Will Self has a history of gonzo premises. He has written novels set in the afterlife, in a world ruled by chimpanzees, in a post-apocalyptic society based on the misogynist rantings of a London cabby. When his characters aren’t engaged in necrophilia, they’re fighting off swarms of hungry sharks. It may come as a surprise, then, to learn that his new novel, Elaine, is a relentlessly quotidian psychological study of a 1950s housewife, in which the main character is mostly alone, cooking, cleaning and yearning for one of her husband’s colleagues. It makes more sense, however, when you learn that the housewife in question is inspired by Self’s mother, and the book is based on diaries found after her death.
The novel covers a period in the mid-50s, some years before Self was born. Elaine is a Jewish-American housewife, married to an Ivy League academic, living a densely frustrated life the reader intimately, even claustrophobically shares. The narration is close third person, infused with Elaine’s scabrous, wailing, unsparingly filthy, energetically misanthropic, casually brilliant voice. Of course it’s not exactly hers; Self’s mother was born a Rosenbloom, her fictional avatar is a Rosenthal, and this may hint at how much of a change we should imagine her to have undergone during her passage into fiction. In snippets, too, the book strays into an italicised first person, which I took to be quotes from the actual diary. Whether or not this is right, it was one of several moves that kept me aware of the permeable barrier here between reality and fiction. When Elaine bellyaches about losing her temper and slapping her child (presumably based on Self’s half-brother, though suggestively named Billy), we can’t help thinking about the author’s own childhood. Throughout, Self as author/son has the insubstantial, jarring presence of a child who has not yet been born. There is nothing he doesn’t know about Elaine, and we end up sunk far deeper in her than we are usually sunk in anyone but ourselves. She is our world as a mother is the world of a child.

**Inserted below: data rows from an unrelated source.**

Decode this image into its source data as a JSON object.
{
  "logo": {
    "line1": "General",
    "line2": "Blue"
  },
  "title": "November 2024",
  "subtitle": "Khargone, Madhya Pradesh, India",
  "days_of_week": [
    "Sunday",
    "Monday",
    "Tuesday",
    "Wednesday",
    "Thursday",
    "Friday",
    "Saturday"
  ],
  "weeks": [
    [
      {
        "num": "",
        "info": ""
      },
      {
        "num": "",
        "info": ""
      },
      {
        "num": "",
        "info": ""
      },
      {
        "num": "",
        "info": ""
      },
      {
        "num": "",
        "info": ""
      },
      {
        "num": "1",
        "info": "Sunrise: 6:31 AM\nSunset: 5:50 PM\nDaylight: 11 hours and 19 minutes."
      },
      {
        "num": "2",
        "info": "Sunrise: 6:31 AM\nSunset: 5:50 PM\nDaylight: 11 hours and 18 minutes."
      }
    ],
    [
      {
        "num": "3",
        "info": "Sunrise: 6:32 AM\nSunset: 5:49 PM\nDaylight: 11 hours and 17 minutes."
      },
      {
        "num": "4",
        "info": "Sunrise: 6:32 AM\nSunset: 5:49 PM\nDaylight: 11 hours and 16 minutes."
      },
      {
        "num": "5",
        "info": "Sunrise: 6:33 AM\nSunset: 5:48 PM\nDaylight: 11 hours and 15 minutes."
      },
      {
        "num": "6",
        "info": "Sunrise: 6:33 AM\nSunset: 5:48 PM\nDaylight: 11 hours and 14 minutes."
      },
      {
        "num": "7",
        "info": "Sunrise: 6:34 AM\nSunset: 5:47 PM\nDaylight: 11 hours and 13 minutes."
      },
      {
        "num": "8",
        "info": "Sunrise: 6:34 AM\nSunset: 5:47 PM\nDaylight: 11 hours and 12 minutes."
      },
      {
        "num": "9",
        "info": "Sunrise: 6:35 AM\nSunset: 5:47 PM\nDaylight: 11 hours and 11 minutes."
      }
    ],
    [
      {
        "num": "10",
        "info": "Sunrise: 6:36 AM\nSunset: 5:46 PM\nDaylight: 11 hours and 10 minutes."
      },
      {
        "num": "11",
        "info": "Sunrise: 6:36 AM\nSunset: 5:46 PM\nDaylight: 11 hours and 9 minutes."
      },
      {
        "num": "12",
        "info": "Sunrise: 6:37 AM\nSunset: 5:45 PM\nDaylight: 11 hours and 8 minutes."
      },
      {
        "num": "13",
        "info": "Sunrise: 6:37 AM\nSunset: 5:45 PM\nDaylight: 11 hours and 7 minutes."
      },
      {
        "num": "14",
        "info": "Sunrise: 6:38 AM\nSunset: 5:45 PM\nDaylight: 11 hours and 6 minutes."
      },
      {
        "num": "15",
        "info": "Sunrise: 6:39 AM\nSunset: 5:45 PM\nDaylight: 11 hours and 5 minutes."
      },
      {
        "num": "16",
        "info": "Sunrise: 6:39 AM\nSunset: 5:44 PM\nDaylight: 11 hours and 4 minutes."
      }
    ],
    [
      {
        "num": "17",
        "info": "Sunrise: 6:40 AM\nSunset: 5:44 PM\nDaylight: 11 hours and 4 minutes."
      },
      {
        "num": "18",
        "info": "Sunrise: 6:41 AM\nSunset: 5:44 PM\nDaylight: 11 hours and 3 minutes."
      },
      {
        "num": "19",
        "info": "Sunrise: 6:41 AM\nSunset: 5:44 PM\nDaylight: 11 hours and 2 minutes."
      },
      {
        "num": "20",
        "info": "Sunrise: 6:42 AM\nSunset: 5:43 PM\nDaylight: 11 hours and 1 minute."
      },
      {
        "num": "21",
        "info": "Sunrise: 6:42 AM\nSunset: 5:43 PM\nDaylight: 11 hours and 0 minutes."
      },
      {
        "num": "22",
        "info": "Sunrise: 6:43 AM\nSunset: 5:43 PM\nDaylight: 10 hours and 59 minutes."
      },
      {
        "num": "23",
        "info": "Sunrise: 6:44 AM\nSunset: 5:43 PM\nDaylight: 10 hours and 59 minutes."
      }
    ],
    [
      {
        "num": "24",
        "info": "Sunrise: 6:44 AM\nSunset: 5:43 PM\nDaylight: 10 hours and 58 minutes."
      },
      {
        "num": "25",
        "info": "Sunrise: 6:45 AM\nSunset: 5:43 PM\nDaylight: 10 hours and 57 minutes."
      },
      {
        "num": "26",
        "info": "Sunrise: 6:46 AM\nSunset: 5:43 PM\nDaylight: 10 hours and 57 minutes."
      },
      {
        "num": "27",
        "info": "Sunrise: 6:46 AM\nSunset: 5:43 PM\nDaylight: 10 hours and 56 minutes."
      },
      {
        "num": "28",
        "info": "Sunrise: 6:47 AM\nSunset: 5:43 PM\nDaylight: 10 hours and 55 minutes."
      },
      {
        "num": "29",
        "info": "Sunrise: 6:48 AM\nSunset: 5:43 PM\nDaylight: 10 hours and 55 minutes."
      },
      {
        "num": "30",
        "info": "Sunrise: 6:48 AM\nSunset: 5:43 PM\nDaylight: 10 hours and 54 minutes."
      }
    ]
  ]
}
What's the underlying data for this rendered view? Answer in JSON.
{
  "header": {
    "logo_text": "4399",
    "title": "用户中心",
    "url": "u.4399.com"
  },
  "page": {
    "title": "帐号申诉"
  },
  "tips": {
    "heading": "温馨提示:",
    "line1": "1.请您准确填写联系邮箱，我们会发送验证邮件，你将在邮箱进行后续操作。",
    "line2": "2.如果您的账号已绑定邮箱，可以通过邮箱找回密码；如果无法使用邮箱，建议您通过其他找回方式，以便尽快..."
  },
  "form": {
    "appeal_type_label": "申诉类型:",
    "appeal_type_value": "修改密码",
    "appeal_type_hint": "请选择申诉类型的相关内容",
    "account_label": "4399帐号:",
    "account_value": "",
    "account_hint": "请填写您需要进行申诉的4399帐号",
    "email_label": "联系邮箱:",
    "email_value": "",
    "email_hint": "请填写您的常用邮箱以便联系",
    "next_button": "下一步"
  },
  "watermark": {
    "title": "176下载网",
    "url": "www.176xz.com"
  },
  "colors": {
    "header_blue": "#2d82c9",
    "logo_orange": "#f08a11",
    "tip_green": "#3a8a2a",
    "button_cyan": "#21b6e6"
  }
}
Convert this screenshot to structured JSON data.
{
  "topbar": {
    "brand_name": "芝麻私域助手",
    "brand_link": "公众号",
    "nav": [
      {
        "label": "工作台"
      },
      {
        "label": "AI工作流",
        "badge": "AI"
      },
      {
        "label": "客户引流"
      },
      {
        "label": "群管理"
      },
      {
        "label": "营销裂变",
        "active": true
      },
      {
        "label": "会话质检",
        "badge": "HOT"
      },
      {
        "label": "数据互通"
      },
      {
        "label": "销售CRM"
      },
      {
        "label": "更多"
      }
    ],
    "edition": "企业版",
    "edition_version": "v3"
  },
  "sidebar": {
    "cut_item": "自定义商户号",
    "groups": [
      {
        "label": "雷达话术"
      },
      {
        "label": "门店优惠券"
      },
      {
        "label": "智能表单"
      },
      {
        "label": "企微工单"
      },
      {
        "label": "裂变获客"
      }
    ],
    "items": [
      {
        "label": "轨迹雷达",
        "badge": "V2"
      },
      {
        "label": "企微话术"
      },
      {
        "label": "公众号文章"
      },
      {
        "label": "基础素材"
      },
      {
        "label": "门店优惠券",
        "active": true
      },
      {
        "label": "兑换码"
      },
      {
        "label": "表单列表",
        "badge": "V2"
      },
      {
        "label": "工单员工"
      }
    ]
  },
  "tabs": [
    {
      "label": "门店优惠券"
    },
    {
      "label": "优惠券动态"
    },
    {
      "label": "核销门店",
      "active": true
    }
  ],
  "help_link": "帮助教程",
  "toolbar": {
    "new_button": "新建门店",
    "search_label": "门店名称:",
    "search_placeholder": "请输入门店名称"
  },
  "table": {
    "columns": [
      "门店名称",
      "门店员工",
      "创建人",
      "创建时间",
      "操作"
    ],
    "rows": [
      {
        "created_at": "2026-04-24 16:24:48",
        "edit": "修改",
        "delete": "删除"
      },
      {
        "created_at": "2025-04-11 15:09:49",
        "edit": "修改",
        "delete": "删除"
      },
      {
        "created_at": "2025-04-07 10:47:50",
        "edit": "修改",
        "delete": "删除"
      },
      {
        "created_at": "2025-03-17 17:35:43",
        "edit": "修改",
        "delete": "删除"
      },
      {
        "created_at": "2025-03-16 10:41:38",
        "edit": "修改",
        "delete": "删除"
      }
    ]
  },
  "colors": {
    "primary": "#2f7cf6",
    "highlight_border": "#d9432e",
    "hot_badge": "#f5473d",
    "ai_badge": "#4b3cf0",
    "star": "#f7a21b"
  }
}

The action – insofar as there is action – takes place in Ithaca, New York, where Elaine is a stay-at-home mother married to a Milton scholar for whom she feels nothing but revulsion. His “meagre, hairless chest” and his “sex-hungry little simper” infuriate her. She finds his scholarship as risible as his body. The fact that he nursed her patiently through her breakdowns only makes her despise him more. But Elaine feels rancour toward just about everyone: her backbiting friends, her fatuous psychiatrist, her cat, even her inamorata, a hearty, ordinary man who enraptures her even as she sees him for the philistine boor he is. Her hatred for herself, though, is what goes deepest. Elaine sees her writings as “reams of girlish gush” and burns them in an ecstasy of self-annihilation. She herself is “an ugly and benighted beast that walks and walks and walks, then every decade or so squats down to give birth to another little cub”. Haunted by the persistent idea of murdering her son, she reflects, “Thinking such vile things … is what gives me this mean expression: the two deep grooves running from my forehead to either side of my hateful nose”. It’s an extraordinary portrait of the female soul under the conditions of 20th-century misogyny.
This is also a work of historical fiction. There’s the academic world of the time, with its petty rivalries, universal alcoholism and incestuous parties, at which a fad develops for “necking” in the kitchen with other people’s spouses. There’s Elaine’s criminally stupid Freudian psychoanalyst, given to explanations that frame little girls as seductresses and unhappy women as penis enviers. There’s the misogyny, which has seeped into even the tiniest cracks of Elaine’s psyche, and the implacable enmity between men and women it engenders. Self uses the language of the American 50s intelligentsia like a native: infra dig, picayune, yakety-yak, lothario, with the liberal sprinkling of French as an arch flourish: the cat is not pregnant but enceinte; the exhaustion of a topic is signaled with Ça suffit! This is the McCarthy era, and Elaine’s husband is a closet Marxist who talks to sympathetic friends with a “whispery seriousness” that annoys the apolitical Elaine. To her, men care about politics “only because it confirms them in their own superiority … That, and because it gives them something to sit beside – the way they’ll sit beside a river or on Ted’s boat, waiting for a bite or a revelation.”
This is one of countless wonderful aperçus that make the texture of the novel consistently luxurious. Take this extravagant description of flushing a toilet: “To thrust down the lever is to trigger local – but total – devastation, albeit destruction from which … civilisation soon arises anew”. Or this passage, where Elaine and her husband leave a drunken soiree: “The whole evolved world of the Lemesuriers’ party is immediately pushed deep into the past – or at least, that’s how it seems to Elaine as they clamber into the damp jail of the Buick”.
Elaine is the very model of an unlikable narrator; she’s degraded and her company often feels degrading. But she’s also witty and exhilaratingly blunt, and her darkest opinions are often right on the money. We ultimately come to admire her, as we might an incorrigible friend. In exposing all the dirtiest laundry of his mother’s psyche, Self has perversely elevated and honoured her. Elaine is not just a serious work of art, but an unexpected act of filial generosity.